We love watching the fishermen on the big, main bridge that connects the old town to the upper town. The bridge, probably a few hundred metres long, is crammed with fishermen donning massive poles and reeling in seemingly endless amounts of small silver fish. All day, everyday, thousands of these fish are being reeled in constantly... how are there always so many fish- and why are they all so stupid? (J: Because they're fish.)

Another great thing about Istanbul- not once has anyone attempted to run us over while we were crossing the street! There are designated sidewalks to walk on and only once was there a motorbike driving on the sidewalk (he must have come from the Asian side of town). People don't huff and puff when they have to make change for larger bills, and there even appears that restaurants have some noticeable semblance to hygiene- some cooks even wear gloves when touching your food! Istanbul is home to countless stray cats, but they are all furry and fat and they don't even look as they have rabies! This is all good, in our books.

And now, the not-so-good. I have only two complaints. First, is that everyone and their brother smokes here. For non-smokers, it is pretty gross. Second, is the exorbitant visa fee that the Turkish Government charges Canadians. For Canadians, a standard Turkish visa is $60. Its not the fee itself that flew me into an angry frenzy at the visa counter- its the fact that Canadians, and Canadians ALONE pay THREE times the visa fee that any other nationality in the entire world pays. And no one seems to know why. Or if they do, its some sot of National secret grudge, and they certainly weren't telling me the reason. Most other countries, if they require a visa, pay $20. The next closest to what we Canadians pay is poor Moldova, who pay $30. And then its just us, hanging out at $60. Why? Don't even say 'reciprocity' because I will bite your head off and then go into the five point lecture that I originally had in mind for a blog I was going to write solely on this issue- I was that annoyed about it at the time. Consider yourself lucky that I've spared you from my rant. If you really want to get me going some time- just ask me about Turkish visa reciprocity when I get home-boy do I have a spiel prepared. Anyways, I like Turkey so much that I don't want to get all revved up again over $120 right now. Its a drop in the bucket at this point. Hey! There's something else that's not reciprocal. We love Turkey, but apparently they don't love us. Who would have thought? Not everyone loves Canadians.

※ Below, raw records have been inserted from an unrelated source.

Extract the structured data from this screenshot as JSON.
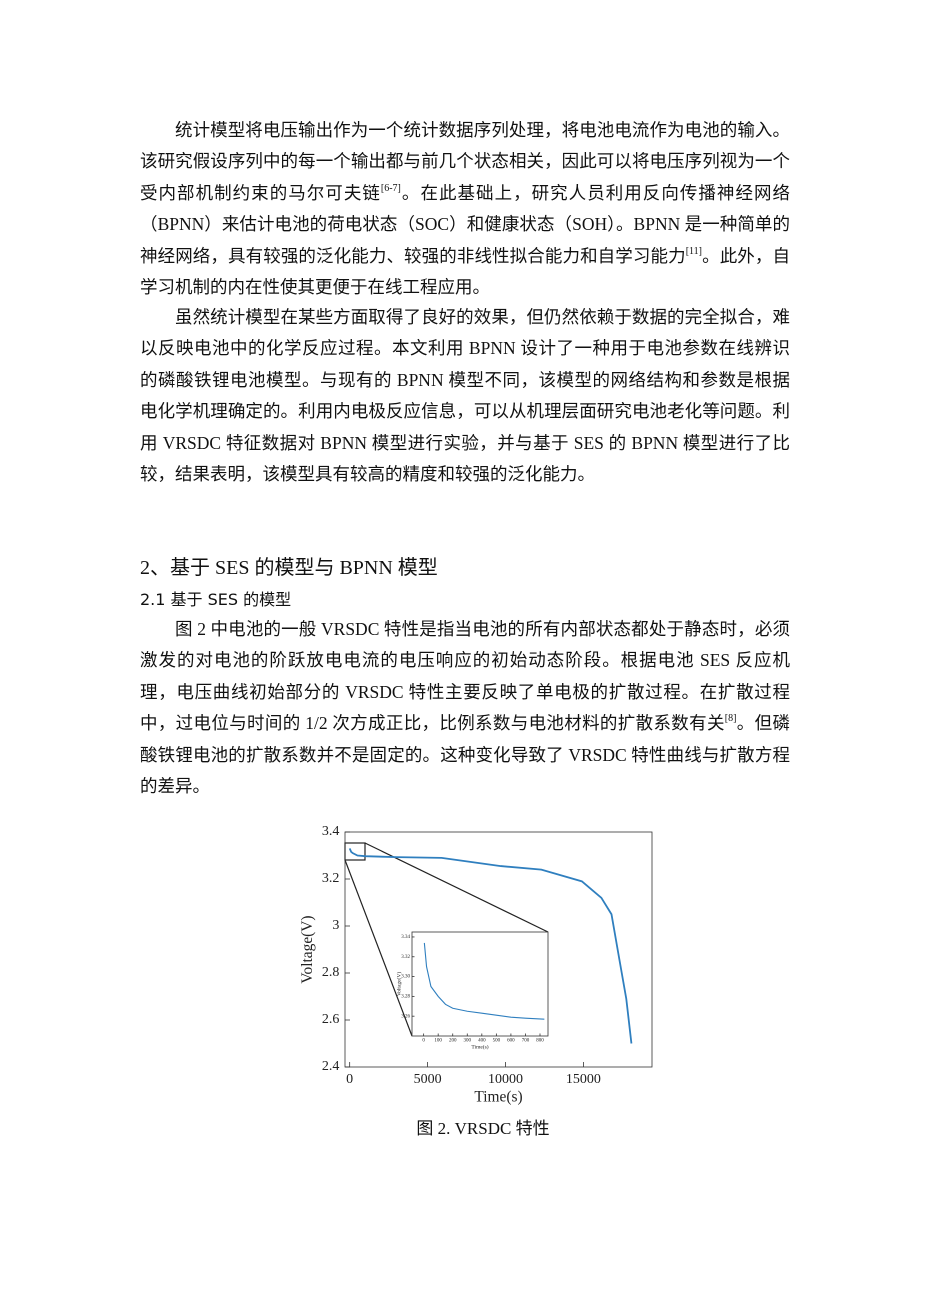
{
  "paragraphs": [
    [
      "统计模型将电压输出作为一个统计数据序列处理，将电池电流作为电池的输入。该研究假设序列中的每一个输出都与前几个状态相关，因此可以将电压序列视为一个受内部机制约束的马尔可夫链",
      "[6-7]",
      "。在此基础上，研究人员利用反向传播神经网络（BPNN）来估计电池的荷电状态（SOC）和健康状态（SOH）。BPNN 是一种简单的神经网络，具有较强的泛化能力、较强的非线性拟合能力和自学习能力",
      "[11]",
      "。此外，自学习机制的内在性使其更便于在线工程应用。"
    ],
    [
      "虽然统计模型在某些方面取得了良好的效果，但仍然依赖于数据的完全拟合，难以反映电池中的化学反应过程。本文利用 BPNN 设计了一种用于电池参数在线辨识的磷酸铁锂电池模型。与现有的 BPNN 模型不同，该模型的网络结构和参数是根据电化学机理确定的。利用内电极反应信息，可以从机理层面研究电池老化等问题。利用 VRSDC 特征数据对 BPNN 模型进行实验，并与基于 SES 的 BPNN 模型进行了比较，结果表明，该模型具有较高的精度和较强的泛化能力。"
    ],
    [
      "图 2 中电池的一般 VRSDC 特性是指当电池的所有内部状态都处于静态时，必须激发的对电池的阶跃放电电流的电压响应的初始动态阶段。根据电池 SES 反应机理，电压曲线初始部分的 VRSDC 特性主要反映了单电极的扩散过程。在扩散过程中，过电位与时间的 1/2 次方成正比，比例系数与电池材料的扩散系数有关",
      "[8]",
      "。但磷酸铁锂电池的扩散系数并不是固定的。这种变化导致了 VRSDC 特性曲线与扩散方程的差异。"
    ]
  ],
  "section_heading": "2、基于 SES 的模型与 BPNN 模型",
  "subsection_heading": "2.1  基于 SES 的模型",
  "figure_caption": "图 2. VRSDC 特性",
  "chart_data": [
    {
      "type": "line",
      "x_label": "Time(s)",
      "y_label": "Voltage(V)",
      "x": [
        0,
        100,
        200,
        500,
        1000,
        3000,
        5900,
        9700,
        12300,
        14900,
        16150,
        16800,
        17300,
        17750,
        18080
      ],
      "values": [
        3.33,
        3.315,
        3.31,
        3.3,
        3.297,
        3.293,
        3.29,
        3.255,
        3.24,
        3.19,
        3.12,
        3.05,
        2.86,
        2.69,
        2.5
      ],
      "color": "#2f7fbf",
      "xlim": [
        -300,
        19400
      ],
      "xticks": [
        0,
        5000,
        10000,
        15000
      ],
      "ylim": [
        2.4,
        3.4
      ],
      "yticks": [
        2.4,
        2.6,
        2.8,
        3,
        3.2,
        3.4
      ]
    },
    {
      "type": "line",
      "x_label": "Time(s)",
      "y_label": "Voltage(V)",
      "x": [
        5,
        20,
        50,
        100,
        150,
        200,
        300,
        400,
        500,
        600,
        700,
        830
      ],
      "values": [
        3.334,
        3.31,
        3.29,
        3.28,
        3.272,
        3.268,
        3.265,
        3.263,
        3.261,
        3.259,
        3.258,
        3.257
      ],
      "color": "#2f7fbf",
      "xlim": [
        -80,
        855
      ],
      "xticks": [
        0,
        100,
        200,
        300,
        400,
        500,
        600,
        700,
        800
      ],
      "ylim": [
        3.24,
        3.345
      ],
      "yticks": [
        3.26,
        3.28,
        {
          "value": 3.3,
          "label": "3.30"
        },
        3.32,
        3.34
      ]
    }
  ]
}
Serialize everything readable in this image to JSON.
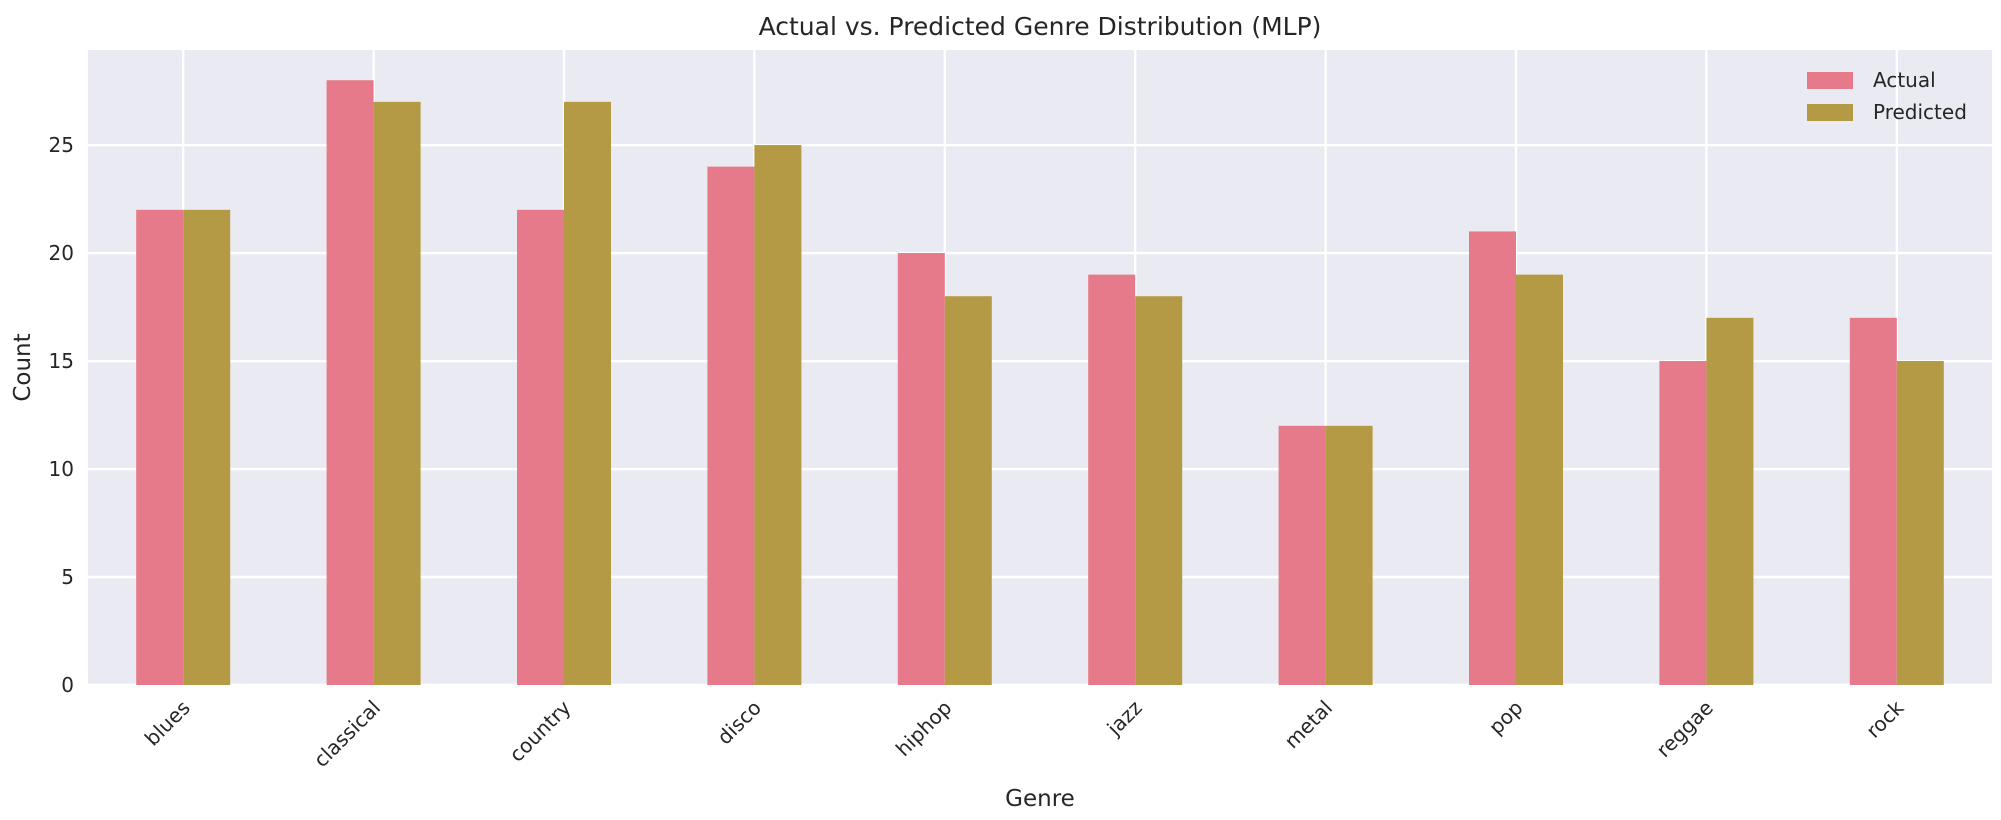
{
  "chart_data": {
    "type": "bar",
    "title": "Actual vs. Predicted Genre Distribution (MLP)",
    "xlabel": "Genre",
    "ylabel": "Count",
    "categories": [
      "blues",
      "classical",
      "country",
      "disco",
      "hiphop",
      "jazz",
      "metal",
      "pop",
      "reggae",
      "rock"
    ],
    "series": [
      {
        "name": "Actual",
        "values": [
          22,
          28,
          22,
          24,
          20,
          19,
          12,
          21,
          15,
          17
        ],
        "color": "#e67a8a"
      },
      {
        "name": "Predicted",
        "values": [
          22,
          27,
          27,
          25,
          18,
          18,
          12,
          19,
          17,
          15
        ],
        "color": "#b59a46"
      }
    ],
    "ylim": [
      0,
      29.4
    ],
    "yticks": [
      0,
      5,
      10,
      15,
      20,
      25
    ],
    "grid": true,
    "legend_position": "top-right",
    "background_color": "#eaeaf2"
  }
}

p.s: It is against the law in Turkey to 'insult Turkish-ness.' Vague....

p.p.s: In case you were wondering, Lao doesn't like Canadians either, but I probably already complained about that.


Parentals said...

you missed Australia in your country list....
AND..... I'm not the only one who wants you to do 'travel nights' and even if it's just Grandma, Justine and I.... you have to do them!

Anonymous said...

Hi J and K,
Your blog is as good as ever and you have given us much enjoyment hearing all about Turkey and especially Istanbul. Reaching Europe brings you a lot loser to the UK and especially to Ireland
where the door is open and the going rate is cheap !
Best wishes as your wonderful trip is getting near the end.